The Citibank-Banamex deal now joins the largest US financial institution--which was criticized by the Federal Reserve Board during Senate subcommittee hearings in 1999 as having lacked the proper procedures to detect Salinas's and other corrupt Mexican politicians' money-laundering activities--with a bank that has been excoriated in the Mexican and US press for its corrupt ties to the PRI. (Responding to widespread criticisms of its monitoring of suspect accounts, this past spring Citigroup hired one of the Fed's top experts on money laundering, Rick Small, to oversee its compliance office.) A further irony: When Citigroup chairman Robert Rubin was Treasury Secretary during the Clinton Administration, he authorized a comprehensive assault on money laundering that was dubbed Operation Casablanca. Among the tens of millions of dollars identified as having illicit origins over the course of Casablanca's multipronged investigation (which was partly immortalized in the film Traffic) was $3.3 million seized during a sting against none other than Banamex, which the DEA, in coordination with Mexican law enforcement, alleged was drug money from a northern Mexican smuggling operation.
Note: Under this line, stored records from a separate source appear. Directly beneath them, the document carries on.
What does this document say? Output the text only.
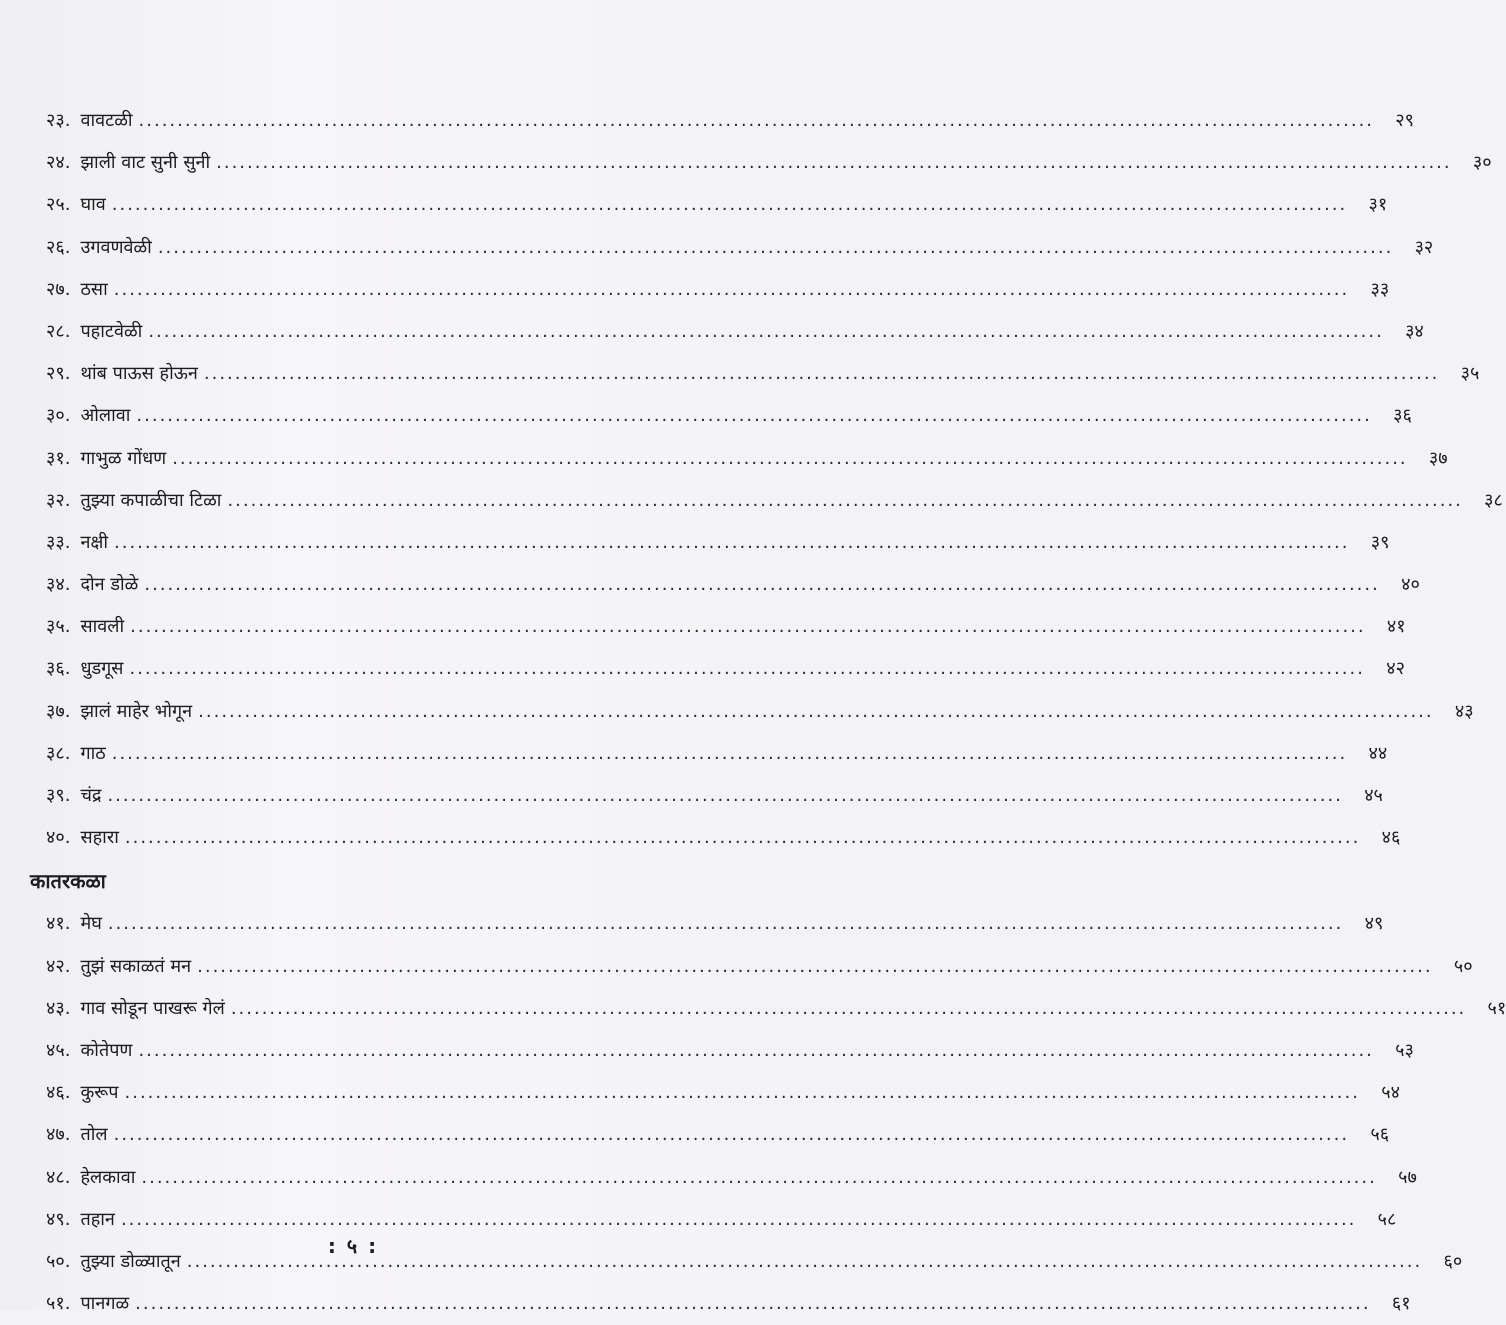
२३. वावटळी ................................................................................................................................................................	२९
२४. झाली वाट सुनी सुनी ................................................................................................................................................................	३०
२५. घाव ................................................................................................................................................................	३१
२६. उगवणवेळी ................................................................................................................................................................	३२
२७. ठसा ................................................................................................................................................................	३३
२८. पहाटवेळी ................................................................................................................................................................	३४
२९. थांब पाऊस होऊन ................................................................................................................................................................	३५
३०. ओलावा ................................................................................................................................................................	३६
३१. गाभुळ गोंधण ................................................................................................................................................................	३७
३२. तुझ्या कपाळीचा टिळा ................................................................................................................................................................	३८
३३. नक्षी ................................................................................................................................................................	३९
३४. दोन डोळे ................................................................................................................................................................	४०
३५. सावली ................................................................................................................................................................	४१
३६. धुडगूस ................................................................................................................................................................	४२
३७. झालं माहेर भोगून ................................................................................................................................................................	४३
३८. गाठ ................................................................................................................................................................	४४
३९. चंद्र ................................................................................................................................................................	४५
४०. सहारा ................................................................................................................................................................	४६
कातरकळा
४१. मेघ ................................................................................................................................................................	४९
४२. तुझं सकाळतं मन ................................................................................................................................................................	५०
४३. गाव सोडून पाखरू गेलं ................................................................................................................................................................	५१
४५. कोतेपण ................................................................................................................................................................	५३
४६. कुरूप ................................................................................................................................................................	५४
४७. तोल ................................................................................................................................................................	५६
४८. हेलकावा ................................................................................................................................................................	५७
४९. तहान ................................................................................................................................................................	५८
५०. तुझ्या डोळ्यातून ................................................................................................................................................................	६०
५१. पानगळ ................................................................................................................................................................	६१
: ५ :
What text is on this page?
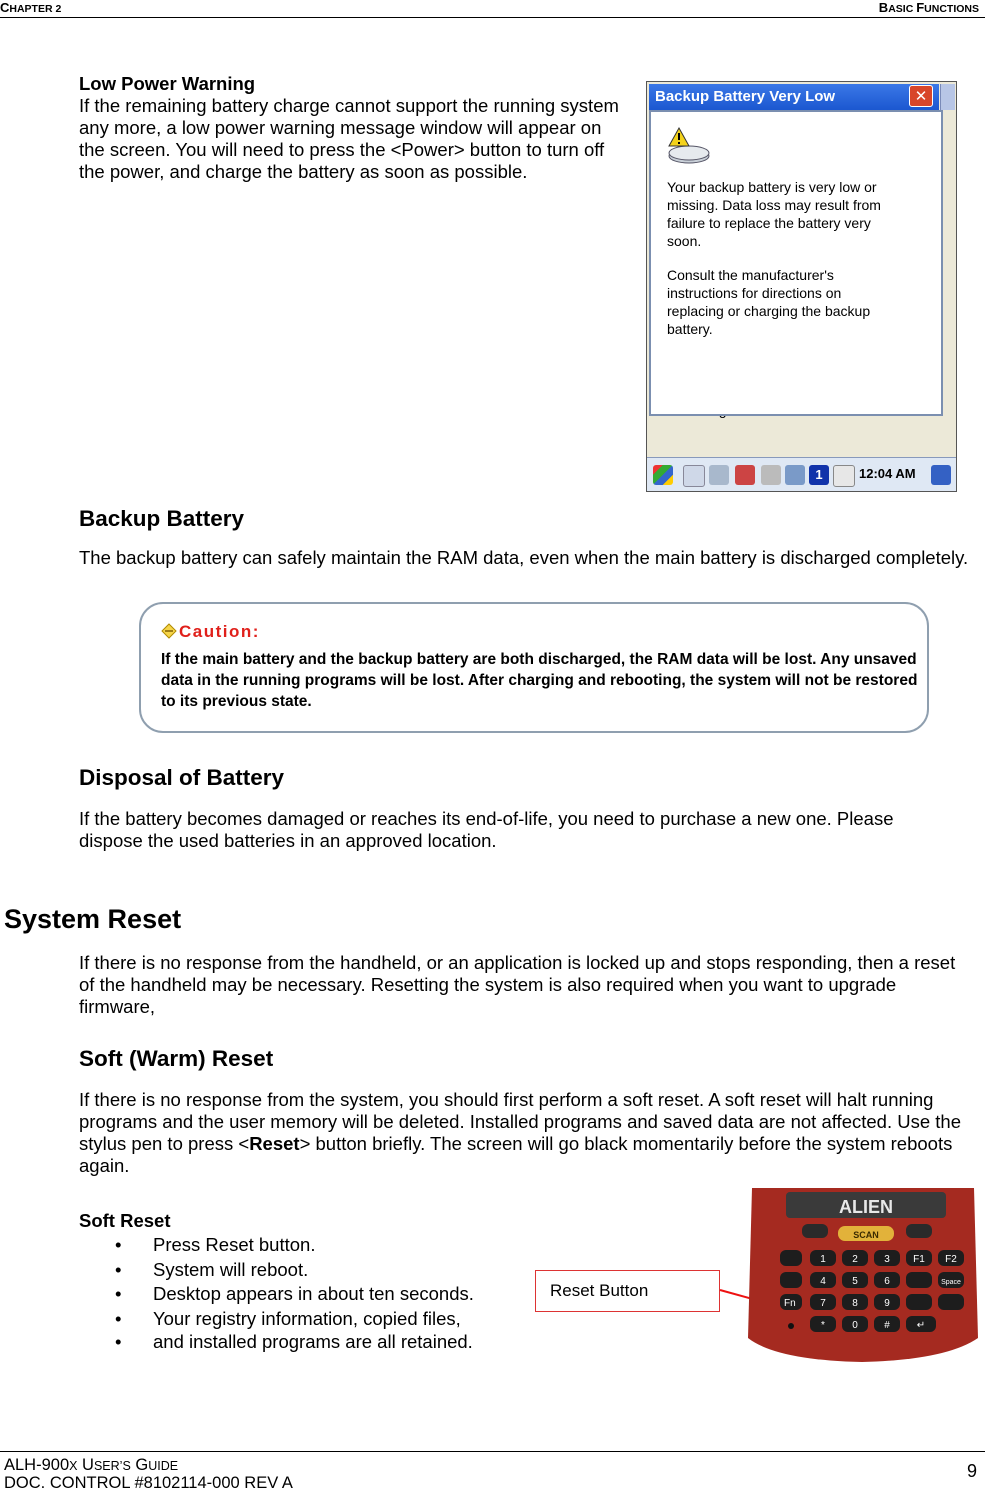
CHAPTER 2	BASIC FUNCTIONS

Low Power Warning

If the remaining battery charge cannot support the running system any more, a low power warning message window will appear on the screen. You will need to press the <Power> button to turn off the power, and charge the battery as soon as possible.

Backup Battery Very Low	✕
Your backup battery is very low or
missing. Data loss may result from
failure to replace the battery very
soon.
Consult the manufacturer's
instructions for directions on
replacing or charging the backup
battery.
1	12:04 AM

Backup Battery

The backup battery can safely maintain the RAM data, even when the main battery is discharged completely.

Caution:
If the main battery and the backup battery are both discharged, the RAM data will be lost. Any unsaved data in the running programs will be lost. After charging and rebooting, the system will not be restored to its previous state.

Disposal of Battery

If the battery becomes damaged or reaches its end-of-life, you need to purchase a new one. Please dispose the used batteries in an approved location.

System Reset

If there is no response from the handheld, or an application is locked up and stops responding, then a reset of the handheld may be necessary. Resetting the system is also required when you want to upgrade firmware,

Soft (Warm) Reset

If there is no response from the system, you should first perform a soft reset. A soft reset will halt running programs and the user memory will be deleted. Installed programs and saved data are not affected. Use the stylus pen to press <Reset> button briefly. The screen will go black momentarily before the system reboots again.

Soft Reset

• Press Reset button.
• System will reboot.
• Desktop appears in about ten seconds.
• Your registry information, copied files,
• and installed programs are all retained.
Reset Button
ALIEN
SCAN
Fn
1	2	3 F1 F2
4	5	6	Space
7	8	9
*	0	#	↵
ALH-900X USER’S GUIDE
DOC. CONTROL #8102114-000 REV A
9
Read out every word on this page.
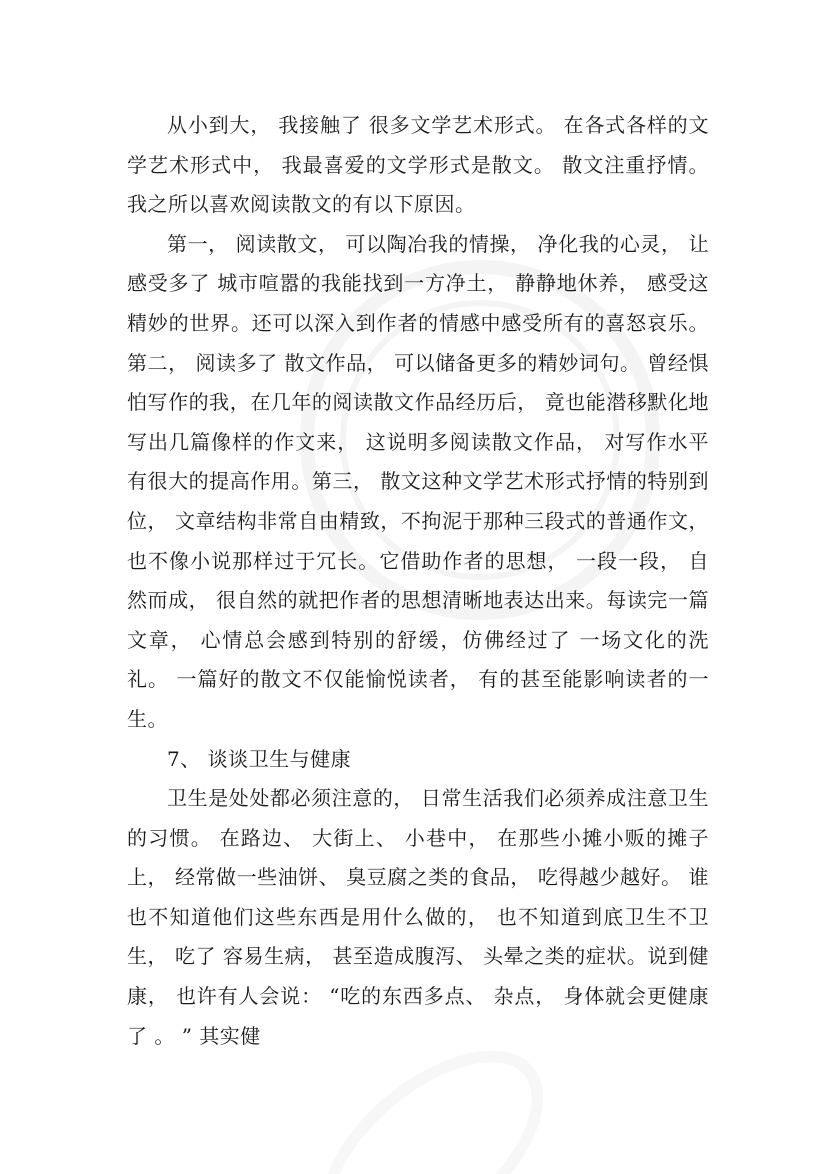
从小到大， 我接触了 很多文学艺术形式。 在各式各样的文学艺术形式中， 我最喜爱的文学形式是散文。 散文注重抒情。我之所以喜欢阅读散文的有以下原因。

第一， 阅读散文， 可以陶冶我的情操， 净化我的心灵， 让感受多了 城市喧嚣的我能找到一方净土， 静静地休养， 感受这精妙的世界。还可以深入到作者的情感中感受所有的喜怒哀乐。第二， 阅读多了 散文作品， 可以储备更多的精妙词句。 曾经惧怕写作的我，在几年的阅读散文作品经历后， 竟也能潜移默化地写出几篇像样的作文来， 这说明多阅读散文作品， 对写作水平有很大的提高作用。第三， 散文这种文学艺术形式抒情的特别到位， 文章结构非常自由精致，不拘泥于那种三段式的普通作文，也不像小说那样过于冗长。它借助作者的思想， 一段一段， 自然而成， 很自然的就把作者的思想清晰地表达出来。每读完一篇文章， 心情总会感到特别的舒缓，仿佛经过了 一场文化的洗礼。 一篇好的散文不仅能愉悦读者， 有的甚至能影响读者的一生。

7、 谈谈卫生与健康

卫生是处处都必须注意的， 日常生活我们必须养成注意卫生的习惯。 在路边、 大街上、 小巷中， 在那些小摊小贩的摊子上， 经常做一些油饼、 臭豆腐之类的食品， 吃得越少越好。 谁也不知道他们这些东西是用什么做的， 也不知道到底卫生不卫生， 吃了 容易生病， 甚至造成腹泻、 头晕之类的症状。说到健康， 也许有人会说： “吃的东西多点、 杂点， 身体就会更健康了 。 ” 其实健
In many ways, all these cases are also united by the phenomenon of NAFTA's having opened the door to Mexican capital flowing north, just as US capital and jobs have been flowing south. Follow the money far enough across the ever-more-open US-Mexican frontier, these challenges suggest, and journalists and scholars alike, not to mention the federal government itself, could face a new NAFTA-inspired boomerang of unintended consequences. Giordano now claims that if his case goes to trial, it will not be just him but "the entire drug war" that will be going on trial.
The guiding principle of Operation Casablanca was to "follow the money" that helps fuel the drug trade. Whatever the courts decide, the three pending cases offer an ominous warning sign to anyone who tries to do just that. Congressional investigators estimate that as much as $500 billion is laundered through the US financial system each year. But attempting to draw the links between the legitimate and illegitimate economies, the great untold secret of the drug war, remains a dangerous business.